As per the New International Version of the Bible…
The point of the story is clear enough but why a calf? I can’t help but think that I’d be skeptical if presented with a baby cow and told it was a divine being but, then, I wasn’t there for it. I’m sure there must be some sort of cultural context which made Aaron opt for “calf” instead of “Sheep” or “Bull” or “Multi-armed humanoid” or “Gila monster”. Especially if you’re trying to impress the rank-and-file with your statue’s divinity.
If the refugees fleeing Egypt, and wandering around for nearly a generation before finding a place of their own to live, were able to take their herds of cattle with them, then the cows (and/or sheep and goats) would have provided a lot for them:
Milk for drinking. Meat for eating. Leather for clothes.
These animals could have been directly seen, daily, as essential gifts from god to support their lives, or something along those lines.
I am curious, though, if these folks truly gave up their (assumedly long held) beliefs overnight, as may be infered in the Bible.
Maybe, for a folks who did not have an idol or symbol of their god, instead chose to finally adopt one, (in the form of a calf) without asking what god thought of that, first.
Several egyptian goddesses were depicted as cows. It was probably in reference to a god that was worshipped in the area of Egypt they came from. (at least according to the story)

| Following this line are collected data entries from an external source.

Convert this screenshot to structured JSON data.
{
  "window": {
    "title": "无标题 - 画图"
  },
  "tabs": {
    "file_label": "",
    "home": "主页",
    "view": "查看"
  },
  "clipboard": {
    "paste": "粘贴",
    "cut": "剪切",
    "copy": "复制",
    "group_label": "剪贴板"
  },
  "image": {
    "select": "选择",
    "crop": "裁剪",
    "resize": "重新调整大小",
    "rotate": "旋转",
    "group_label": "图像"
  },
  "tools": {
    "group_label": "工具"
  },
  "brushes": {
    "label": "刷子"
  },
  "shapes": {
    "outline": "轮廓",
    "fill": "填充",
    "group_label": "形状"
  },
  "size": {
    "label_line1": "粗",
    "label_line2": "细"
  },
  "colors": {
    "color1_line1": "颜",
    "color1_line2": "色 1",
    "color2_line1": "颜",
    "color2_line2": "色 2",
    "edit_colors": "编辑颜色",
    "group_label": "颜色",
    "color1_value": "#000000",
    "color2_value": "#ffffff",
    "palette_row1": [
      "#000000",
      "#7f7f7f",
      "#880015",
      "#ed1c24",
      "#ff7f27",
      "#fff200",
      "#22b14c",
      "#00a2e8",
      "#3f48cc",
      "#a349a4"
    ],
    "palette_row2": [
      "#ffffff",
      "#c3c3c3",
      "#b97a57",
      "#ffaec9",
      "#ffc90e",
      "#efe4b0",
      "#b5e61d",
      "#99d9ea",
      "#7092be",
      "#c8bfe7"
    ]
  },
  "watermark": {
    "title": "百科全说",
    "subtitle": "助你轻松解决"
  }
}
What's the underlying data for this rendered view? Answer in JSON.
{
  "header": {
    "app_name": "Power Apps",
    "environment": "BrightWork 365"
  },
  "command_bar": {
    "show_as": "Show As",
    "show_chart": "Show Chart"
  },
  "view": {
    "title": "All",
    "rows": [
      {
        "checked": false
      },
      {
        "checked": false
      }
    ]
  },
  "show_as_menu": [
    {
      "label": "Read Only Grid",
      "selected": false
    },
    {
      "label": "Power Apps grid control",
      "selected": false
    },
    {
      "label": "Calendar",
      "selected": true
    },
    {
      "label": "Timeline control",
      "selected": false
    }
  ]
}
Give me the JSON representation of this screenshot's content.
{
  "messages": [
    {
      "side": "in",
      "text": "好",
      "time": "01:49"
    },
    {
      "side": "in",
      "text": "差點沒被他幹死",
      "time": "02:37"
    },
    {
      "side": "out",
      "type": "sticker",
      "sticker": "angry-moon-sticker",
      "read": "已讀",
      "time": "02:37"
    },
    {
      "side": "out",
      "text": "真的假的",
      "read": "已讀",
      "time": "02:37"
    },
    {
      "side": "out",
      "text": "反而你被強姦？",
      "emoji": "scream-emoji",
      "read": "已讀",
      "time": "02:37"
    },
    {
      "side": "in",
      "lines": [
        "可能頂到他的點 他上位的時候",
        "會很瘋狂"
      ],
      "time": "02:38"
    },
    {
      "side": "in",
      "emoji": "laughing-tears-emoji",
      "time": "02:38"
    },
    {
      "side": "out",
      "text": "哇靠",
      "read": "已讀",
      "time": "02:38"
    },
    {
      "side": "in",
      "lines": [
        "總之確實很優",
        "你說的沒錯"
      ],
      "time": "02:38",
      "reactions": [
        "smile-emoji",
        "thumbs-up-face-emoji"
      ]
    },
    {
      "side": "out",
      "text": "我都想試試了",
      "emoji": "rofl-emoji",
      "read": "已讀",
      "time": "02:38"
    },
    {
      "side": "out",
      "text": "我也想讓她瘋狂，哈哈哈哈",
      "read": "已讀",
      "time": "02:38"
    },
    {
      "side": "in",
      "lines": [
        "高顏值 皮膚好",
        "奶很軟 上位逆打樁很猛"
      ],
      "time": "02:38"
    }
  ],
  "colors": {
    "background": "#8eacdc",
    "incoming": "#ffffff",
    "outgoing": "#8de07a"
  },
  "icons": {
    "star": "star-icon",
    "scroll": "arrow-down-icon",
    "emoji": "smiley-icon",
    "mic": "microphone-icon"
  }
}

Cattle in various stages were used in fertility cults in many Middle Eastern cultures of the period. One of the later laws - “you shall not boil a kid in its mother’s milk” - was in reaction to a fertility rite of one of the local religions.
As mentioned, these were wandering animal herders. The safety and increase of their flocks was vitally important - if they wanted a useful god, it would be one that would protect their young animals.
The author(s) of Kings (likely finally edited by the Jeremiah school) is clearly critical of the Jeroboam’s secession, and his setting up Golden Calves as objects of worship.
Some Bible scholars hold that as the Pentateuch was being redacted (also by the Jeremiah school), this story was included and shaped not so much as a critique of Egypt, but as a later critique of the idol worship of Northern Israel.
By the war, the Bible itself rarely refers to the incident recording in Exodus 32 as the “golden calf” but rather “molten calf”. See Ex 32.8, Deut 9:16, Psalms 106.19, Neh. 9.18.
I know that it is referred to Golden calf somewhere in Prophets, but I can’t recall off hand.
Cattle cults were a big deal in the ancient world, especially around the Med, from those already mentioned, and others. Starting from the Lascaux aurochs & the “first city” Çatalhöyük all the way to the Mithraic religion of the Roman empire, with many, many stops in between, like Crete and Europa. While the Biblical story probably directly derives from Apis specifically, with the prevalence and longivety of some form of a cattle cult in the wider area, one could almost say it would be more surprising if it wasn’t a bovine.
Just a note of thanks for the insight. My own experience with the Egyptian pantheon is typical grade school Osiris, Isis & Anubis type stuff. I didn’t know purely animal shaped deities were common.
If you think about it, there are places even today that very literally hold cows sacred. So the cow as an object of worship and veneration shouldn’t be surprising.
astorian might be correct about the “young bull” possibility. However, I had generally heard it explained as rank sarcasm. “These people want to create their strong-as-booll god and all they can come up with is a calf.”
The part I’ve never understood is: since when do slaves wear that much gold jewelry, if any. If gold was such a precious metal, why did the Egyptians allow their slaves to own any? And the same goes for herds of cattle.
In the nomadic Middle East, the most popular form of portable wealth is gold jewelry. If the Hebrews didn’t own real estate in Egypt, all the more reason to keep their savings in the form of jewelry.
After all the plagues were visited upon the Egyptians, they finally decided they’d had enough. “All right! Fine! Go! Quickly! Here, take our stuff! Keep it, just go away!”
There were also, apparently, a good number of Egyptians who went along with them (possibly convinced by the plagues that there was something to this Hebrew god). It may have been these Egyptians who suggested the calf, as well.
I think, also, that a lot of the “cattle” were goats. When Jacob and his sons came to live in Egypt (back in Genesis) they brought their herds of goats with them. According to that passage, goats and goatherders were an “abomination” to Egyptians, and so they were given their own parcel of land away from the Egyptians. The Egyptians, despising goats as they did, were not inclined to go and take them away. What would they do with them? They didn’t even want to touch the beasts.
Also, a WAG: Perhaps the Hebrews weren’t “slaves” in the same sense that we think of today when we hear the word. They may have more of a source of cheap/free labor that simply wasn’t allowed to emigrate. By letting them raise their own food, the Egyptians saved themselves that expense.